Contrastive learning with token projection for Omicron pneumonia identification from few-shot chest CT images

Front Med (Lausanne). 2024 May 2:11:1360143. doi: 10.3389/fmed.2024.1360143. eCollection 2024.

Abstract

Introduction: Deep learning-based methods can promote and save critical time for the diagnosis of pneumonia from computed tomography (CT) images of the chest, where the methods usually rely on large amounts of labeled data to learn good visual representations. However, medical images are difficult to obtain and need to be labeled by professional radiologists.

Methods: To address this issue, a novel contrastive learning model with token projection, namely CoTP, is proposed for improving the diagnostic quality of few-shot chest CT images. Specifically, (1) we utilize solely unlabeled data for fitting CoTP, along with a small number of labeled samples for fine-tuning, (2) we present a new Omicron dataset and modify the data augmentation strategy, i.e., random Poisson noise perturbation for the CT interpretation task, and (3) token projection is utilized to further improve the quality of the global visual representations.

Results: The ResNet50 pre-trained by CoTP attained accuracy (ACC) of 92.35%, sensitivity (SEN) of 92.96%, precision (PRE) of 91.54%, and the area under the receiver-operating characteristics curve (AUC) of 98.90% on the presented Omicron dataset. On the contrary, the ResNet50 without pre-training achieved ACC, SEN, PRE, and AUC of 77.61, 77.90, 76.69, and 85.66%, respectively.
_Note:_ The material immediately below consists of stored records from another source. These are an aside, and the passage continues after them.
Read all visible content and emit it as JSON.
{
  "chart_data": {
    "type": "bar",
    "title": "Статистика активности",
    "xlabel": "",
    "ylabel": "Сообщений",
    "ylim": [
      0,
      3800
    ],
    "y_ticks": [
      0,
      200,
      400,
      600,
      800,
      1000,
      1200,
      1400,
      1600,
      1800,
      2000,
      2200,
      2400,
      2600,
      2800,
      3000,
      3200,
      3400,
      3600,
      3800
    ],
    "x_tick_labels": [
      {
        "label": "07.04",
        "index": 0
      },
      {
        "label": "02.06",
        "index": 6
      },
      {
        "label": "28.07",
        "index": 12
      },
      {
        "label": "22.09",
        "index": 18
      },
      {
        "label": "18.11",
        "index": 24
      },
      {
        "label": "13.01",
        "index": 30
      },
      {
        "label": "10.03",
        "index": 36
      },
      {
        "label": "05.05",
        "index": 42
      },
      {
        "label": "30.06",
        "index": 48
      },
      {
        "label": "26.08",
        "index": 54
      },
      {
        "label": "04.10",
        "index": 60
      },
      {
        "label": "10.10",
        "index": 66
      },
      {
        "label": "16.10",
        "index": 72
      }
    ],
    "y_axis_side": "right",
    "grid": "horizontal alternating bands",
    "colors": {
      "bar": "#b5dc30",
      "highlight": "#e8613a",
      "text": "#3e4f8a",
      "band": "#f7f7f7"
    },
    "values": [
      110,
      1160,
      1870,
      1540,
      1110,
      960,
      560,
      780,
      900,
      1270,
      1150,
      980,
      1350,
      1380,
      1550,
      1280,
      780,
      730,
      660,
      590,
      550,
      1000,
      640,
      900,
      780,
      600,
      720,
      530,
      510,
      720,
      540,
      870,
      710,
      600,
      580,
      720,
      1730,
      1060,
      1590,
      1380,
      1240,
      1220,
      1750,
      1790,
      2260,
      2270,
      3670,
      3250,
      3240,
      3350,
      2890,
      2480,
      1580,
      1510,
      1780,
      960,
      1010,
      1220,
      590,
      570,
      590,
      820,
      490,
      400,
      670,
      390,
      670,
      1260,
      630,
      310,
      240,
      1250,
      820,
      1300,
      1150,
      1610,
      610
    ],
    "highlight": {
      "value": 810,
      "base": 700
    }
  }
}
Conclusion: Extensive experiments reveal that a model pre-trained by CoTP greatly outperforms that without pre-training. The CoTP can improve the efficacy of diagnosis and reduce the heavy workload of radiologists for screening of Omicron pneumonia.

Keywords: chest CT images; contrastive learning; omicron pneumonia identification; random Poisson noise perturbation; token projection.

Grants and funding

The author(s) declare financial support was received for the research, authorship, and/or publication of this article. The authors greatly appreciate the financial support from the National Natural Science Foundation of China (81971863, 82170110), the Shanghai Natural Science Foundation (22ZR1444700), the Shanghai Shenkang project for transformation for scientific production (SHDC2022CRD049), the Fujian Province Department of Science and Technology (2022D014), the Shanghai Pujiang Program (20PJ1402400), the Science and Technology Commission of Shanghai Municipality (20DZ2254400, 20DZ2261200), the Shanghai Municipal Science and Technology Major Project (ZD2021CY001), and the Shanghai Municipal Key Clinical Specialty (shslczdzk02201).